Orange County Supervisor Chris Norby is one of those looking at large-scale reform – a redistribution of property taxes that would give all cities 60 percent of what they generate and that would encourage building homes instead of stores. But even Norby still is tinkering to find a formula that would win enough support for approval.

More common are piecemeal proposals like Assembly Bill 1568 by Assemblyman Lou Correa, D-Anaheim, which would increase the property-tax percentage for counties receiving the least. But this is a tough sell in deficit-ridden Sacramento, which would have to make up the difference.

Slightly better odds for passage are given to Assembly Bill 1221 by Assemblymen Darrell Steinberg, D-Sacramento, and John Campbell, R-Newport Beach. Like Norby, the assemblymen are concerned with the existing incentives to build stores rather than homes.

Because of the low amount of property taxes generated by homes – particularly condominiums and apartments – cities rarely receive enough to cover the cost of services. But retail uses – particularly the big-box stores and auto malls – generate sales taxes that go directly to the cities, paying several times over for local government costs associated with the businesses.

"Young families just starting out can't find apartments to live in," Campbell said. "But cities go backward economically to provide them."

AB1221 would redirect half of the cities' sales taxes to the state then give the cities an equal amount back by increasing their share of property taxes.
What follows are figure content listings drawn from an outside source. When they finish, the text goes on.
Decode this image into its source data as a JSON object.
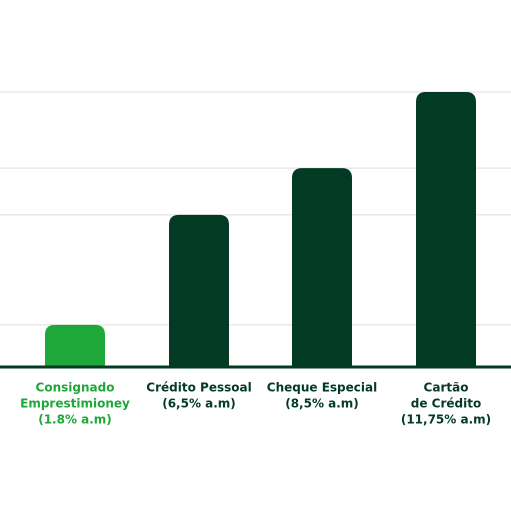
{
  "chart_data": {
    "type": "bar",
    "categories": [
      [
        "Consignado",
        "Emprestimioney",
        "(1.8% a.m)"
      ],
      [
        "Crédito Pessoal",
        "(6,5% a.m)"
      ],
      [
        "Cheque Especial",
        "(8,5% a.m)"
      ],
      [
        "Cartão",
        "de Crédito",
        "(11,75% a.m)"
      ]
    ],
    "values": [
      1.8,
      6.5,
      8.5,
      11.75
    ],
    "colors": [
      "#1fa83a",
      "#033a24",
      "#033a24",
      "#033a24"
    ],
    "grid": true
  }
}
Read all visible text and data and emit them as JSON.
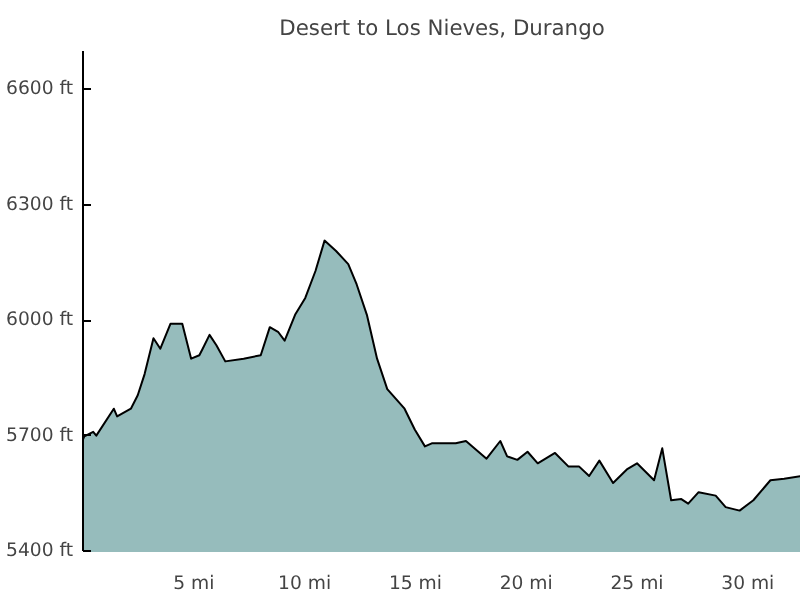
{
  "chart_data": {
    "type": "area",
    "title": "Desert to Los Nieves, Durango",
    "x": [
      0,
      0.06,
      0.46,
      0.6,
      1.39,
      1.54,
      2.16,
      2.47,
      2.78,
      3.18,
      3.49,
      3.95,
      4.48,
      4.88,
      5.25,
      5.4,
      5.71,
      6.02,
      6.42,
      7.25,
      8.02,
      8.43,
      8.8,
      9.1,
      9.57,
      10.03,
      10.49,
      10.9,
      11.42,
      11.97,
      12.35,
      12.81,
      13.27,
      13.73,
      14.51,
      14.97,
      15.43,
      15.74,
      16.82,
      17.28,
      18.21,
      18.83,
      19.14,
      19.6,
      20.06,
      20.52,
      21.3,
      21.9,
      22.38,
      22.84,
      23.3,
      23.92,
      24.54,
      25.0,
      25.77,
      26.14,
      26.54,
      27.0,
      27.31,
      27.78,
      28.55,
      29.0,
      29.63,
      30.25,
      31.02,
      31.64,
      32.4
    ],
    "series": [
      {
        "color": "#96bcbc",
        "values": [
          5690,
          5698,
          5710,
          5700,
          5770,
          5750,
          5770,
          5805,
          5860,
          5953,
          5926,
          5991,
          5991,
          5900,
          5909,
          5926,
          5962,
          5935,
          5893,
          5900,
          5909,
          5982,
          5970,
          5947,
          6014,
          6058,
          6128,
          6207,
          6180,
          6146,
          6093,
          6014,
          5900,
          5821,
          5770,
          5716,
          5672,
          5680,
          5680,
          5686,
          5640,
          5686,
          5646,
          5637,
          5658,
          5628,
          5655,
          5620,
          5620,
          5595,
          5635,
          5577,
          5612,
          5628,
          5584,
          5667,
          5532,
          5535,
          5523,
          5553,
          5544,
          5514,
          5505,
          5532,
          5584,
          5588,
          5595
        ]
      }
    ],
    "xlim": [
      0,
      32.4
    ],
    "ylim": [
      5400,
      6700
    ],
    "xticks": [
      {
        "value": 5,
        "label": "5 mi"
      },
      {
        "value": 10,
        "label": "10 mi"
      },
      {
        "value": 15,
        "label": "15 mi"
      },
      {
        "value": 20,
        "label": "20 mi"
      },
      {
        "value": 25,
        "label": "25 mi"
      },
      {
        "value": 30,
        "label": "30 mi"
      }
    ],
    "yticks": [
      {
        "value": 5400,
        "label": "5400 ft"
      },
      {
        "value": 5700,
        "label": "5700 ft"
      },
      {
        "value": 6000,
        "label": "6000 ft"
      },
      {
        "value": 6300,
        "label": "6300 ft"
      },
      {
        "value": 6600,
        "label": "6600 ft"
      }
    ],
    "grid": false
  }
}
This diminishes the incentives to build stores and provides a less-volatile revenue source.

But AB1221 does not deal with the fundamental distribution inequity – and still is running into opposition, including that from cities committed to attracting as much retail as possible. It has yet to go before the full Assembly.

When it comes to achieving a fully equitable solution, Sacramento veterans say somebody would have to lose money, making that prospect unlikely to ever win approval.

"Aside from little incremental steps, it's going to take some kind of guided missile to blow up (if there is to be substantial change)," said Silva, who now works for the Public Policy Institute. "Something like a Supreme Court ruling deciding what the system should be, although previous lawsuits have failed.

"With the current system, we're like a dysfunctional family, and we just can't get it together."